Well, the virus ones are easy to avoid, as I (and others) have repeatedly
pointed out. The others take a much more complete scheme but can be avoided
as well.
Main, Kerry
> From: P. Sture [mailto:paul.stu...@hispeed.ch]
> Sent: July 6, 2007 4:38 AM
> To: Info...@Mvb.Saic.Com
> Subject: Re: Is VMS losing the Financial Sector, also?
>
>
> > The answer, of course, is that a system exposed to a virus or an
> unpatched
> > exploit can get hacked anyway, no matter how competent the
> administrator.
> administrator.
> >
> before the
> implements
> > and distributes a test for it? Then you're up the creek. What
> are the
> > chances of this happening? Obviously, the more viruses and
> serious O/S
> > bugs, the greater the odds.
> >
>
> sometimes quite seriously. This can lead to a certain reticence to
> apply
> patches in a timely fashion.
>
> --
> Paul Sture
Which is why experienced IT shops always test their important
applications with any new patches - especially security ones as it often
translates to access or auditing or authentication type errors.

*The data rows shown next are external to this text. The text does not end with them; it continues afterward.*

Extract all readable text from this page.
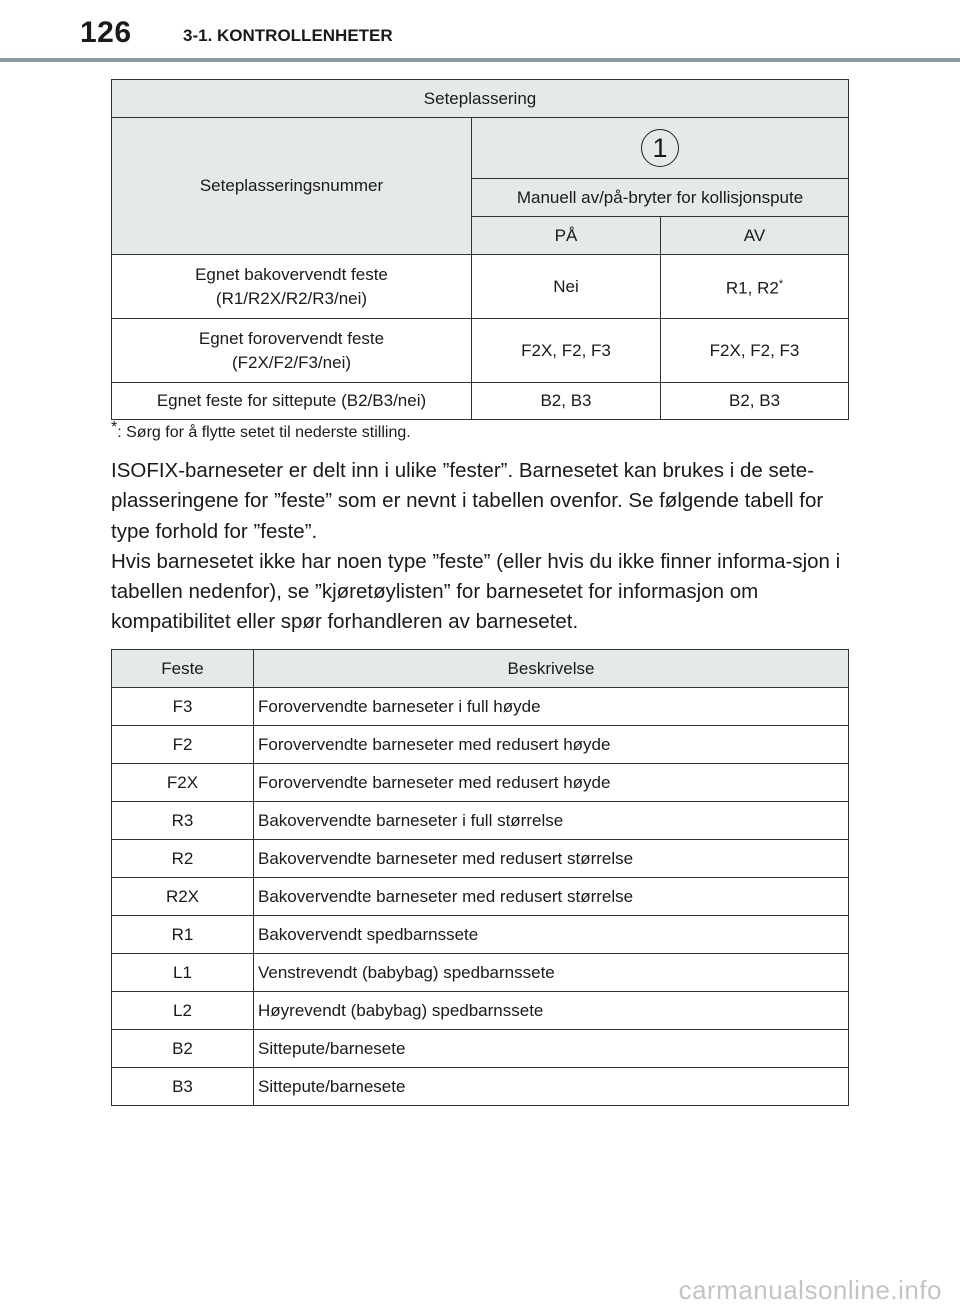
126	3-1. KONTROLLENHETER
Seteplassering		
Seteplasseringsnummer	1	
	Manuell av/på-bryter for kollisjonspute	
	PÅ	AV
Egnet bakovervendt feste
(R1/R2X/R2/R3/nei)	Nei	R1, R2*
Egnet forovervendt feste
(F2X/F2/F3/nei)	F2X, F2, F3	F2X, F2, F3
Egnet feste for sittepute (B2/B3/nei)	B2, B3	B2, B3
*: Sørg for å flytte setet til nederste stilling.

ISOFIX-barneseter er delt inn i ulike ”fester”. Barnesetet kan brukes i de sete-plasseringene for ”feste” som er nevnt i tabellen ovenfor. Se følgende tabell for type forhold for ”feste”.

Hvis barnesetet ikke har noen type ”feste” (eller hvis du ikke finner informa-sjon i tabellen nedenfor), se ”kjøretøylisten” for barnesetet for informasjon om kompatibilitet eller spør forhandleren av barnesetet.

Feste	Beskrivelse
F3	Forovervendte barneseter i full høyde
F2	Forovervendte barneseter med redusert høyde
F2X	Forovervendte barneseter med redusert høyde
R3	Bakovervendte barneseter i full størrelse
R2	Bakovervendte barneseter med redusert størrelse
R2X	Bakovervendte barneseter med redusert størrelse
R1	Bakovervendt spedbarnssete
L1	Venstrevendt (babybag) spedbarnssete
L2	Høyrevendt (babybag) spedbarnssete
B2	Sittepute/barnesete
B3	Sittepute/barnesete
carmanualsonline.info
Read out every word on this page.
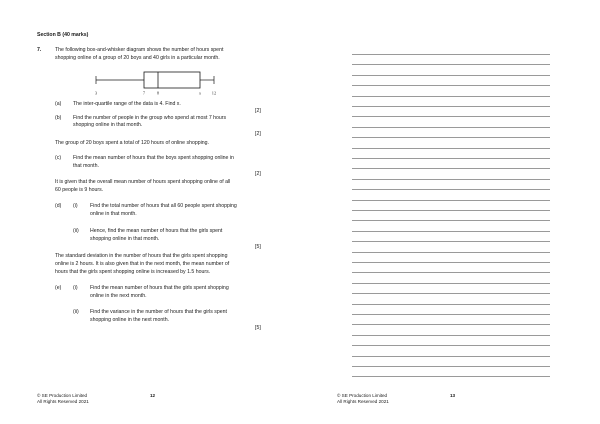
Section B (40 marks)
7.	The following box-and-whisker diagram shows the number of hours spent
shopping online of a group of 20 boys and 40 girls in a particular month.
3	7	8	x 12
(a) The inter-quartile range of the data is 4. Find x.
[2]
(b) Find the number of people in the group who spend at most 7 hours
shopping online in that month.
[2]
The group of 20 boys spent a total of 120 hours of online shopping.
(c) Find the mean number of hours that the boys spent shopping online in
that month.
[2]
It is given that the overall mean number of hours spent shopping online of all
60 people is 9 hours.
(d) (i) Find the total number of hours that all 60 people spent shopping
online in that month.
(ii) Hence, find the mean number of hours that the girls spent
shopping online in that month.
[5]
The standard deviation in the number of hours that the girls spent shopping
online is 2 hours. It is also given that in the next month, the mean number of
hours that the girls spent shopping online is increased by 1.5 hours.
(e) (i) Find the mean number of hours that the girls spent shopping
online in the next month.
(ii) Find the variance in the number of hours that the girls spent
shopping online in the next month.
[5]
© SE Production Limited
All Rights Reserved 2021
12	© SE Production Limited
All Rights Reserved 2021
13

This is also why using a platform that has 5-20 security patches
released *each and every* month is such a major impact on normal
QA/Testing and Operations staff. When you have hundreds of systems
(small-medium DC), think of the effort that this entails.
A few examples:
http://www.theregister.co.uk/2006/08/26/linux_update_shocker/
http://tinyurl.com/z9p4d
And in case anyone thinks this is a recent happening, here is article
from 2002:
http://www.eweek.com/article2/0,1759,1513928,00.asp
"More Patches Aren't the Answer"
Key extract (and remember this is from 2002):
" Sorry, but that doesn't cut it. First of all, as the broken patch for
IE illustrates, patches don't always fix things and can often cause new
problems. Using an automated patching tool means you are constantly at
risk of introducing new problems without any chance to do testing before
the patches are applied.
Of course, the other option is to watch alerts and use patch-scanning
tools and update systems yourself. Oh, you have another job that you
need to do? I'm sure you can squeeze it in between the hours you'll
spend finding the right patches, testing them, then deploying them."